FDA Adverse Event Malfunction Summary report: N

ARCHITECT C4000 ANALYZER

MDR report key: 2375160 · Received December 15, 2011

Report

Report Number
1628664-2011-00737
Event Type
Malfunction
Date Received
December 15, 2011
Date of Event
December 1, 2011
Report Date
November 30, 2011
Manufacturer
ABBOTT MANUFACTURING INC
Product Code
JGS
PMA / PMN Number
K980367
Product Problem
Yes
Report Source
Manufacturer report
Reporter Location
WY, US
Reporter Occupation
OTHER

Narratives

Additional Manufacturer Narrative · 1

NO CONSEQUENCES OR IMPACT TO PATIENT (B)(4); INCORRECT OR INADEQUATE RESULT (B)(4). AN EVALUATION IS IN PROCESS. A FOLLOW UP REPORT WILL BE SUBMITTED WHEN THE EVALUATION IS COMPLETE.

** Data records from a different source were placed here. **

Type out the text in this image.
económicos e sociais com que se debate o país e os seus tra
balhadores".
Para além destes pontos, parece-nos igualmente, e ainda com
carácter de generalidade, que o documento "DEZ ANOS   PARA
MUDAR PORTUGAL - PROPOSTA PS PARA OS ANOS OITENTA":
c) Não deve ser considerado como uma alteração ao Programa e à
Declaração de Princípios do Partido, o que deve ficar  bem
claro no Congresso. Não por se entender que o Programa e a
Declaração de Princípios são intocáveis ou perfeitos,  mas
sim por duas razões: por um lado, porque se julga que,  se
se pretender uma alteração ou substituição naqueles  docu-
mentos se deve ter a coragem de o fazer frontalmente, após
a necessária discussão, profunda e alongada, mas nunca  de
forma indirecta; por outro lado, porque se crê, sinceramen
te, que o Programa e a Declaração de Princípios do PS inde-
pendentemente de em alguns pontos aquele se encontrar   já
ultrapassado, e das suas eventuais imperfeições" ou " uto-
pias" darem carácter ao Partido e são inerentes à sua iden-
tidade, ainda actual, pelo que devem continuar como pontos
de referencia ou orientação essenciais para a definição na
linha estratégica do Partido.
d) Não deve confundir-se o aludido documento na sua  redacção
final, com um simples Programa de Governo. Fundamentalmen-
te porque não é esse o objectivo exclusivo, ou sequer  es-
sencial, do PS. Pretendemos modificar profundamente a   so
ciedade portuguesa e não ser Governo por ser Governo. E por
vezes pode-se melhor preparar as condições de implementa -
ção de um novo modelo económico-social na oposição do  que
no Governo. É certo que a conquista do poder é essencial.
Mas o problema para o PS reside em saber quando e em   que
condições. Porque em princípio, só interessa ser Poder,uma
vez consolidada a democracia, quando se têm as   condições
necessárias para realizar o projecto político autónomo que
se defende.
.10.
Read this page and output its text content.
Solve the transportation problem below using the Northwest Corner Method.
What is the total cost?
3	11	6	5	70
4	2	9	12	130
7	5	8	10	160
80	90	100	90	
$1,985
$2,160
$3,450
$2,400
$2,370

Additional Manufacturer Narrative · 1

THE CUSTOMER EXPERIENCED ERRATIC SODIUM (NA) RESULTS WITH AN ARCHITECT ICT MODULE LOT 110901 ON THE ARCHITECT C4000 ANALYZER. THE CUSTOMER REPORTED A SINGLE PATIENT SAMPLE GENERATED AN INITIAL DISCREPANT LOW NA RESULT FLAGGED <100, AND AN AUTO-REPEAT RESULT OF 144. THE CUSTOMER REPLACED THE SUSPECT ICT MODULE AND THE NA SLOPE INCREASED TO 98 WITH QC IN RANGE. THE NA SLOPE WAS ON THE LOWER SIDE OF THE ACCEPTABLE SLOPE RANGE LIMITS OF 45 TO 120. TROUBLESHOOTING INCLUDED INSPECTION OF CONNECTIONS ON THE 1 ML SYRINGES, REMOVAL OF THE ICT MODULE AND VERIFYING O-RING PLACEMENT, REPLACEMENT OF THE ICT PROBE, FLUSH OF THE ICT MODULE AND RECALIBRATING THE ICT ASSAYS. THE NA SLOPE INCREASED SLIGHTLY TO 69.8 AND THE NA QUALITY CONTROL WAS ON THE MEAN. THE CUSTOMER ALSO REPORTED ERROR CODE 5618 ICT MEASUREMENT FAILURES OCCURRING INTERMITTENTLY AND REQUESTED FIELD SERVICE ADDRESS THE ISSUE. A COMPLAINT REVIEW DID NOT IDENTIFY ADDITIONAL COMPLAINTS OR TRENDS AGAINST ICT MODULE LOT 110901. COMPLAINTS WERE RESOLVED BY PERFORMING ROUTINE TROUBLESHOOTING PER APPROVED PROCEDURES. A REVIEW OF THE ARCHITECT SYSTEM OPERATIONS MANUAL AND ICT SAMPLE DILUENT PACKAGE INSERT REVEALED ADEQUATE LABELING WITH REGARD TO REMOVING AND INSTALLING THE ICT MODULE AND ICT PROBE AND TROUBLESHOOTING THE CUSTOMER ISSUE. A SPECIFIC CAUSE FOR THE CUSTOMER ISSUE COULD NOT BE DETERMINED AND DEFICIENCY OF THE ICT MODULE AND/OR ICT PROBE WAS NOT IDENTIFIED.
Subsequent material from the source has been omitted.